Book, Water, Nose, Milk, Apple, Eye, Hair, Mouth, Ear, Cheek, Shoe, Socks (which she loves to pronounce as Sucks), Press, Hello,谢谢, eat, soup, sleep, brush teeth, bath, hot hot, Bye Bye, Pain Pain, Night, Kiss, Bear Bear, Ball Ball, Scared Scared, Wet Wet, ,  etc.... Oh then she sings a funny version of twinkle twinkle little stars. It goes like this ".... star...are....high...sky...star...are". 

She is starting to be very selective in her choice of playmates. Not everyone is welcomed and her favorite strategy in every game got to be divide and conquer. On that note, she usually wins. Between Kenneth and me, Ken is certainly the one who disciplines and puts his foot down. One glare from Daddy and Megan usually backs off. With me trying to remove something from her? It will generally end up in a tug of war and "no no no NO NO NO!!!!"

She thinks Daddy is more intelligent than me. She listens to daddy's stories calmly n falls into sweet slumber but when I tell the exact same tale, Megan laughs uncontrollably. Damn, am I an animated clown or what?

She eats. Ken feeds her everything to my disapproval. He is trying to make Megan a potato chip addict. I was told that potato chip is the Andy Warhol of the food world - it is about the surface, the texture, the instant overwhelming gratification. Yah Yah I understand that but Megan is still too young for that!!! Yes she eats cheese cake, chocolate, ice-cream, french fries and almost has no regards for the legal owner of whatever we place on the dining table during meal times but hey... NO potato chips...

She climbs.
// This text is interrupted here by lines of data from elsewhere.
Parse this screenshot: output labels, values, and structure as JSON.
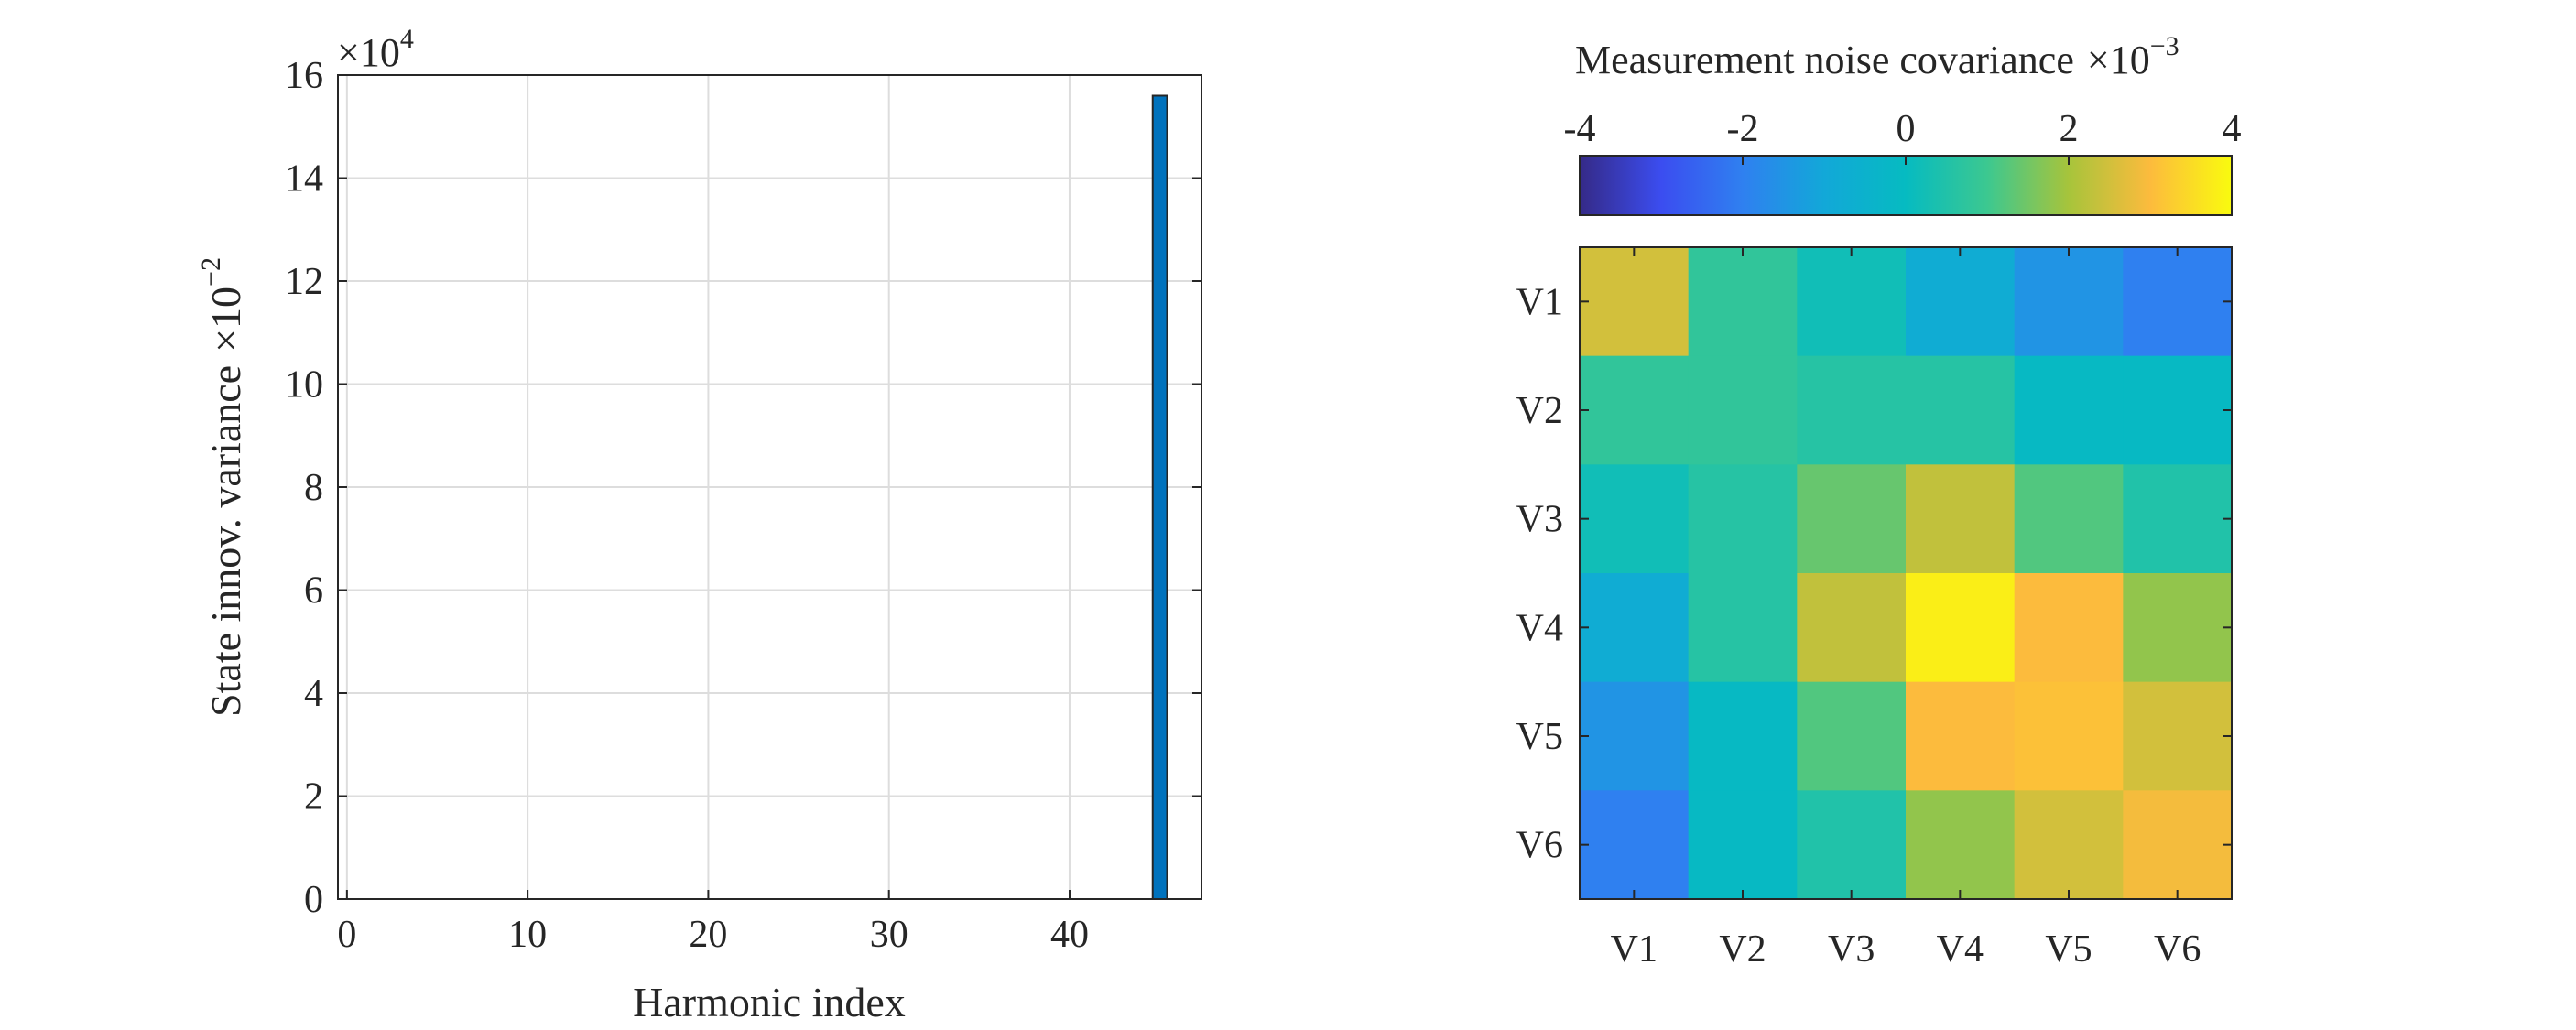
{
  "chart_data": [
    {
      "type": "bar",
      "xlabel": "Harmonic index",
      "ylabel": "State innov. variance",
      "ylabel_multiplier": {
        "base": "×10",
        "exp": "−2"
      },
      "y_multiplier": {
        "base": "×10",
        "exp": "4"
      },
      "xlim": [
        -0.5,
        47.3
      ],
      "ylim": [
        0,
        16
      ],
      "xticks": [
        0,
        10,
        20,
        30,
        40
      ],
      "yticks": [
        0,
        2,
        4,
        6,
        8,
        10,
        12,
        14,
        16
      ],
      "grid": true,
      "bar_color": "#0072BD",
      "x": [
        45
      ],
      "values": [
        15.6
      ]
    },
    {
      "type": "heatmap",
      "title": "Measurement noise covariance",
      "title_multiplier": {
        "base": "×10",
        "exp": "−3"
      },
      "row_labels": [
        "V1",
        "V2",
        "V3",
        "V4",
        "V5",
        "V6"
      ],
      "col_labels": [
        "V1",
        "V2",
        "V3",
        "V4",
        "V5",
        "V6"
      ],
      "colorbar": {
        "location": "top",
        "ticks": [
          "-4",
          "-2",
          "0",
          "2",
          "4"
        ],
        "range": [
          -4,
          4
        ]
      },
      "colormap": "parula",
      "values": [
        [
          2.5,
          0.8,
          0.2,
          -0.8,
          -1.5,
          -2.0
        ],
        [
          0.8,
          0.8,
          0.6,
          0.6,
          -0.1,
          -0.1
        ],
        [
          0.2,
          0.6,
          1.4,
          2.3,
          1.2,
          0.5
        ],
        [
          -0.8,
          0.6,
          2.3,
          3.8,
          3.0,
          1.8
        ],
        [
          -1.5,
          -0.1,
          1.2,
          3.0,
          3.1,
          2.5
        ],
        [
          -2.0,
          -0.1,
          0.5,
          1.8,
          2.5,
          2.9
        ]
      ]
    }
  ]
}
Discovery of chairs, movable ones that is light enough for her to drag or push around must feel like Columbus discovering America for the very first time (fine, he did not discover America, he found it)... In truth, the world is a badly designed place for the little ones, everything is of a wrong height. Chairs to Megan is certainly not for sitting but for standing on. Everything that was denied to her suddenly become available... and boy does she milk that chance. We suspect chairs give her stature - her "no no No NO NO" always sounds louder when she is 45cm taller...
Vain, Megan is pretty vain. Loves to do "make up" like her Ken's sister. Any string can be a necklace, any rubberband can be a bracelet. And she loves bags. Not to carry anything but to lug around the house. Easy peasy, Mimi custom made a pink haversack with adjustable straps and a blue sling bag with a ladybird button. NICE!!!!! I also want....

All in all, family time is fine and often hilarious.